Share your quitting journey
I quit six years ago today when I woke up and I could not breathe. I did not know if I could even call out for help. Somehow, I managed to get up and get dressed and I called the doctor and they told me to come right over. The doctor told me that I needed to be admitted to ICU and probably get put on a ventilator to “rest” my very tired body. I begged him to let me go home and at least TRY to get better. He agreed reluctantly and gave me prescriptions for two antibiotics and some new medication for my nebulizer as well as two new inhalers I had never used. And high dose prednisone to help with the inflammation. I knew from the moment I woke up that I could not ever smoke again. I had been sick before, many times, I got pneumonia pretty regularly every fall but I kept on smoking. I knew that my shortness of breath was getting worse all the time, I chose to ignore it.
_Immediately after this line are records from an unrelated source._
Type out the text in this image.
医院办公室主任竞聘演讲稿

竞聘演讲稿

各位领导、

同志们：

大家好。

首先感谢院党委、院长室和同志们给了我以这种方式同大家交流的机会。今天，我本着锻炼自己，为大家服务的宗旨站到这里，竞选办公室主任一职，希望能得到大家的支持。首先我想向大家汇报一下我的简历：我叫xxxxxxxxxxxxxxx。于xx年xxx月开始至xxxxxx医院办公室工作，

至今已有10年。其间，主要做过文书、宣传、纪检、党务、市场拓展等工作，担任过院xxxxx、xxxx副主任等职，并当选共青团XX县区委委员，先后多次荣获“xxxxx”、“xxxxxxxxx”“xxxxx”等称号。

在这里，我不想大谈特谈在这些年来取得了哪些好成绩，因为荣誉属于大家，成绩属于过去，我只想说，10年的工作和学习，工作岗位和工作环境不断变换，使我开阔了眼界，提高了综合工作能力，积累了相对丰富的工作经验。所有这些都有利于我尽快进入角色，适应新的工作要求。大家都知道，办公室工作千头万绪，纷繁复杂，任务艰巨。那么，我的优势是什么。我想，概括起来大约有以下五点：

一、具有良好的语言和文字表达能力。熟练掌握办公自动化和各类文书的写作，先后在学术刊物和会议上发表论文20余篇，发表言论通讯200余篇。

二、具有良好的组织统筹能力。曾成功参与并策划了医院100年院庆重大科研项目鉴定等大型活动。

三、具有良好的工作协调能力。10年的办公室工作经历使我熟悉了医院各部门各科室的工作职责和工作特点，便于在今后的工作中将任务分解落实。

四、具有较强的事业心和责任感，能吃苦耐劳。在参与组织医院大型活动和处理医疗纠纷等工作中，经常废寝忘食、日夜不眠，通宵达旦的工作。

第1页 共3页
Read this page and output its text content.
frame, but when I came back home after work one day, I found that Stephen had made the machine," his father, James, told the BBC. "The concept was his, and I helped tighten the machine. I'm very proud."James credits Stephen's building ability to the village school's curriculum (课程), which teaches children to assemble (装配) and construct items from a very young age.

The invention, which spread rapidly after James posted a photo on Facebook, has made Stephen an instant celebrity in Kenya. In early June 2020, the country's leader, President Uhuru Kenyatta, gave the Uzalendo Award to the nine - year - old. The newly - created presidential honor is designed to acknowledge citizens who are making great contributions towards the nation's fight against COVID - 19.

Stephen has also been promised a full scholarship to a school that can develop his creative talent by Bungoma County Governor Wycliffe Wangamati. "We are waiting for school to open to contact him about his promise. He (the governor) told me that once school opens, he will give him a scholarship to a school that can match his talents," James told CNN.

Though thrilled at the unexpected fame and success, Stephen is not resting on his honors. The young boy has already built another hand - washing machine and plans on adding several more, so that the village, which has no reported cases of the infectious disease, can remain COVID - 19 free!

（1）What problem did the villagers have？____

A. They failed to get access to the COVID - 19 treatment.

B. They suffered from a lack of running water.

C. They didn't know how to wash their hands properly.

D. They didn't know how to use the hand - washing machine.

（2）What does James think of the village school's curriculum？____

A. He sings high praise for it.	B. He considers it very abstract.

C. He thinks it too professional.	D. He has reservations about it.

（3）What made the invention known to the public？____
When I would get better from a respiratory illness, I would convince myself that I was fine to smoke, I just needed to “cut down.” I never really did that, consciously, the last year or so that I smoked, I was so short of breath that I would take a couple of puffs and put the cigarette out, I just could not finish it.
I have certainly had ups and downs since I quit, I absolutely accept that smoking never did anything FOR me, only TO me. PLEASE don’’t do this to yourself, between the intense shortness of breath and the overwhelming fatigue, it is not something I can even begin to describe. I am a retired RN, I took care of patients with COPD, I always felt so inadequate because I could not ease their anxiety, I never expected to be one of them.
I had been quit for a year and ten months when I had lung reduction surgery on both lungs. I was told that it was not a cure but that it may improve the quality of my life for 3-5 years. I was also told that the next step would be a lung transplant. I have degenerative disc disease and a rapidly progressing scoliosis which limits the space I have for even the lung tissue that remains. I so wish that I had quit years ago but I didn’t, if I can reach ONE person to help him or her to quit, it would be the best gift EVER for me AND that person. I used to be able to enter a room without people staring at me or getting up and asking if I needed to sit down. Last week, I took my husband to the doctor and it was very windy outside, by the time I parked the car and got on the elevator, a woman asked me if I was okay, I was so short of breath. I told her it was because it was so windy, she nodded, knowingly. I can’t even HIDE it any more. You DESERVE so much more than this, so do I, PLEASE DON’T BE ME.